Current graphics data processing is exemplified by systems and methods developed to perform a specific operation on several graphics data elements, e.g., linear interpolation, tessellation, texture mapping, depth testing. Computation units are connected in a “shading pipeline” to perform shading operations and produce shaded fragment. In a conventional shading pipeline a position within an image that is represented as a pair of coordinates, e.g., (x,y), is specified for each fragment formed by the intersection of a pixel and a primitive. Each shaded fragment is stored in a frame buffer at the location specified by the position.
FIG. 1A is a prior art Output Buffer 130 including a Pixel 135 within a Primitive 125. Primitive 125 is defined by vertices, a Vertex 141, a Vertex 142, and a Vertex 143. A position, specified as a pair of (x,y) coordinates, is computed for a fragment within Pixel 135 during rasterization of Primitive 125. The fragment is shaded by the shading pipeline and the shaded fragment is stored in Output Buffer 130 at a location corresponding to the position. In order to control what is stored in Output Buffer 130 for a specific position to perform image-based warping or reprojection, Primitive 125 is tessellated to generate a very dense mesh such that each vertex in the mesh maps to a pixel in Output Buffer 130.

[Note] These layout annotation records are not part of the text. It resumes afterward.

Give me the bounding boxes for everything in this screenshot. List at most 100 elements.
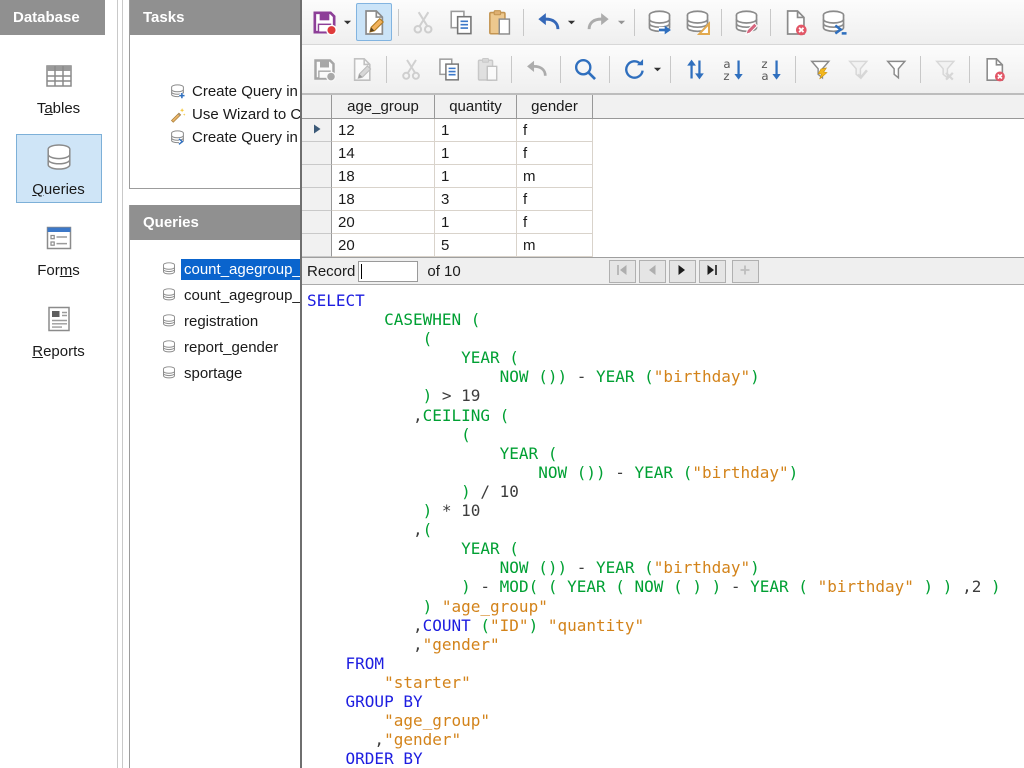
cell-quantity[interactable]: 1 (435, 165, 517, 188)
paste-button[interactable] (481, 3, 517, 41)
query-item[interactable]: sportage (130, 360, 300, 386)
clear-query-button[interactable] (777, 3, 813, 41)
cell-quantity[interactable]: 5 (435, 234, 517, 257)
edit-query-button[interactable] (728, 3, 764, 41)
table-data-toolbar: azza (302, 45, 1024, 95)
query-icon (161, 287, 177, 303)
cell-gender[interactable]: f (517, 188, 593, 211)
sql-line: NOW ()) - YEAR ("birthday") (307, 367, 1024, 386)
cell-gender[interactable]: f (517, 211, 593, 234)
refresh-button[interactable] (616, 50, 652, 88)
table-row: 201f (302, 211, 1024, 234)
record-number-input[interactable] (358, 261, 418, 282)
row-header[interactable] (302, 234, 332, 257)
row-header[interactable] (302, 165, 332, 188)
row-header[interactable] (302, 188, 332, 211)
copy-button[interactable] (443, 3, 479, 41)
sort-descending-icon: za (758, 56, 785, 83)
sort-button[interactable] (677, 50, 713, 88)
task-item[interactable]: Use Wizard to Cre (130, 103, 300, 126)
cell-quantity[interactable]: 1 (435, 142, 517, 165)
toolbar-separator (920, 56, 921, 83)
sql-editor[interactable]: SELECT CASEWHEN ( ( YEAR ( NOW ()) - YEA… (302, 286, 1024, 768)
next-record-button[interactable] (669, 260, 696, 283)
pane-splitter[interactable] (117, 0, 123, 768)
edit-data-button[interactable] (356, 3, 392, 41)
delete-record-button[interactable] (976, 50, 1012, 88)
cell-age_group[interactable]: 18 (332, 165, 435, 188)
save-button[interactable] (306, 3, 342, 41)
copy-data-button[interactable] (431, 50, 467, 88)
cell-gender[interactable]: m (517, 234, 593, 257)
sql-line: "age_group" (307, 711, 1024, 730)
active-row-marker-icon (313, 121, 321, 139)
find-record-button[interactable] (567, 50, 603, 88)
toolbar-separator (386, 56, 387, 83)
cell-age_group[interactable]: 18 (332, 188, 435, 211)
next-record-icon (675, 263, 689, 280)
edit-record-icon (349, 56, 376, 83)
save-dropdown[interactable] (343, 19, 352, 26)
query-item[interactable]: count_agegroup_ (130, 256, 300, 282)
column-header-quantity[interactable]: quantity (435, 95, 517, 118)
cell-age_group[interactable]: 12 (332, 119, 435, 142)
queries-panel-title: Queries (130, 205, 300, 240)
row-header[interactable] (302, 142, 332, 165)
undo-data-button (518, 50, 554, 88)
undo-dropdown[interactable] (567, 19, 576, 26)
cell-quantity[interactable]: 1 (435, 119, 517, 142)
sort-icon (682, 56, 709, 83)
task-item[interactable]: Create Query in S (130, 126, 300, 149)
autofilter-button[interactable] (802, 50, 838, 88)
cell-age_group[interactable]: 20 (332, 211, 435, 234)
last-record-button[interactable] (699, 260, 726, 283)
toolbar-separator (511, 56, 512, 83)
row-header[interactable] (302, 119, 332, 142)
query-item-label: report_gender (181, 337, 281, 358)
standard-filter-button[interactable] (878, 50, 914, 88)
sort-descending-button[interactable]: za (753, 50, 789, 88)
edit-record-button (344, 50, 380, 88)
column-header-age_group[interactable]: age_group (332, 95, 435, 118)
design-view-button[interactable] (679, 3, 715, 41)
undo-button[interactable] (530, 3, 566, 41)
last-record-icon (705, 263, 719, 280)
cell-quantity[interactable]: 1 (435, 211, 517, 234)
toolbar-separator (523, 9, 524, 36)
cell-gender[interactable]: m (517, 165, 593, 188)
svg-text:a: a (761, 69, 768, 83)
main-toolbar (302, 0, 1024, 45)
sidebar-item-forms[interactable]: Forms (16, 215, 102, 284)
sidebar-item-queries[interactable]: Queries (16, 134, 102, 203)
redo-dropdown[interactable] (617, 19, 626, 26)
toolbar-separator (670, 56, 671, 83)
grid-corner-cell[interactable] (302, 95, 332, 118)
column-header-gender[interactable]: gender (517, 95, 593, 118)
sidebar-item-tables[interactable]: Tables (16, 53, 102, 122)
new-record-icon (738, 263, 752, 280)
run-query-button[interactable] (641, 3, 677, 41)
sql-mode-button[interactable] (815, 3, 851, 41)
cell-quantity[interactable]: 3 (435, 188, 517, 211)
task-item[interactable]: Create Query in D (130, 80, 300, 103)
result-grid: age_groupquantitygender 121f141f181m183f… (302, 95, 1024, 257)
sql-line: ,COUNT ("ID") "quantity" (307, 616, 1024, 635)
row-header[interactable] (302, 211, 332, 234)
toolbar-separator (721, 9, 722, 36)
toolbar-separator (795, 56, 796, 83)
sidebar-item-reports[interactable]: Reports (16, 296, 102, 365)
cell-age_group[interactable]: 20 (332, 234, 435, 257)
cell-gender[interactable]: f (517, 119, 593, 142)
grid-body: 121f141f181m183f201f205m (302, 119, 1024, 257)
cell-gender[interactable]: f (517, 142, 593, 165)
query-item[interactable]: count_agegroup_ (130, 282, 300, 308)
reset-filter-icon (932, 56, 959, 83)
query-item[interactable]: report_gender (130, 334, 300, 360)
refresh-dropdown[interactable] (653, 66, 662, 73)
sort-ascending-button[interactable]: az (715, 50, 751, 88)
database-pane-title: Database (0, 0, 105, 35)
sql-line: ,"gender" (307, 635, 1024, 654)
cell-age_group[interactable]: 14 (332, 142, 435, 165)
sql-line: ) * 10 (307, 501, 1024, 520)
query-item[interactable]: registration (130, 308, 300, 334)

FIG. 1B is a prior art highly tessellated Primitive 125 where each pixel, such as Pixel 135, includes a vertex, such as a Vertex 145. Each vertex (and pixel) may be controlled using a vertex program, for example to control the position corresponding to a shaded fragment within the pixel to perform image-based warping or reprojection. Rather than tessellating a primitive, such as Primitive 125, to control the position corresponding to a shaded fragment within the primitive, it is desirable to control the position of a fragment without tessellating the primitive.